— То есть целых тридцать лет?
— Как все-таки странно, не правда ли?
— А знаете, граф, я ведь и сейчас не уверен, что это заседание состоится; да и «Меркурий» ничего о ближайших планах Национального собрания не пишет. Естественно, возникают вполне определенные подозрения…
— Да уж! — Граф Орлант Вальторскар вздохнул. — Жена всегда раньше заставляла меня подписываться на айзнарский «Меркурий». Она считала, что в нем гораздо больше достоверных сведений о нашей действительности, чем во всех других изданиях. Кстати, что с ним стало?
— Он так долго был запрещен, что его владельцы разорились, — ответил графу Итале и с жаром прибавил: — С тех пор у нас нет ни одной свободной газеты!
— Даже если наши штаты все-таки действительно соберутся на ассамблею, — заговорил Гвиде, как всегда уверенно, неторопливо и негромко, — то ничего особенного и не произойдет: поболтают и разойдутся, как в 96-м.
— Поболтают! — Его сын так резко поставил на столик пустой бокал, что чуть не разбил его. — Это ведь в любом случае достаточно важно, чтобы…
Но Эмануэль прервал его:
— Они, вероятно, смогли бы что-то наконец сделать хотя бы в отношении налоговой системы. Вот, например, венгерскому парламенту удалось отобрать у Вены контроль над сбором налогов.
— Ну и что? Налоги ведь от этого не уменьшились! Уж этого-то никогда не случится.
— Зато эти деньги не будут потрачены на содержание иностранной полиции! — возразил Итале.
— А нам-то какое до нее дело — в наших горах?
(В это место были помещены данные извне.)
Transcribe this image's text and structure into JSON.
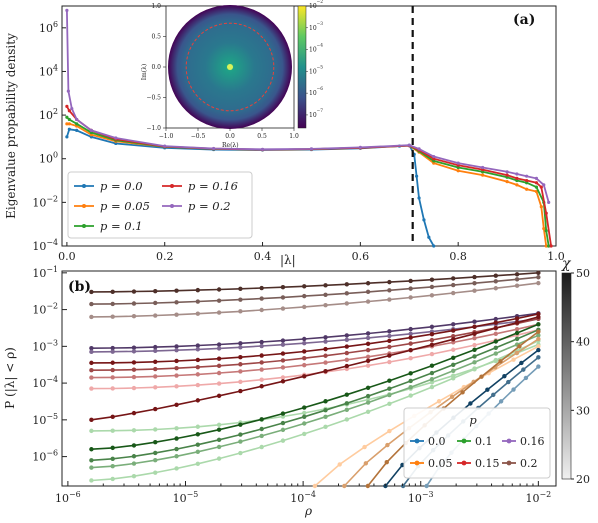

На длинном холеном лице графа Орланта, покрытом старческим румянцем, отразились глубокое сожаление и растерянность. Ему было жаль всех — императоров, полицейских, сборщиков налогов и несчастных бедняков, попавших в сети материальных тягот; он знал, что от него ожидают не только сочувствия, но не в состоянии был соответствовать этим ожиданиям. Вот мрачный Гвиде, а рядом настороженный Эмануэль и взволнованный Итале… Юноша, будучи более не в силах сдерживать себя, в итоге взорвался: «Придет время, когда!..» — но Гвиде прервал его, точно отклоняя брошенный старшему поколению вызов, и граф вздохнул с облегчением.
— Не пройти ли нам на балкон? — предложил хозяин дома, и они присоединились к дамам, удобно устроившимся на просторном, вымощенном плиткой балконе, обнесенном широкими перилами, который старый Итале велел построить с южной стороны дома, прямо над озером. Был теплый вечер, последний вечер июля. В воде отражалось бледно-голубое небо, и вода тоже казалась абсолютно голубой, лишь в глубокой тени гор она имела темно-коричневый оттенок. На востоке, на том берегу озера, за крутыми склонами гор, все тонуло в туманной дымке. На западе, за горой Сан-Лоренц, небо еще горело закатными красками, так что и воздух, и белые плитки, которыми был вымощен балкон, и белые цветы душистого табака в горшках, и белое платье Лауры, и голубая поверхность озера — все как бы подсвечивалось розовым. Постепенно яркие тона начинали бледнеть, и над головой замерцала в вечерней тишине далекая Вега. Кипарис, росший у внешнего угла балкона, на фоне светящихся воды и неба казался совсем черным, а в воздухе, напоенном ароматами летних сумерек, негромко звучали голоса женщин.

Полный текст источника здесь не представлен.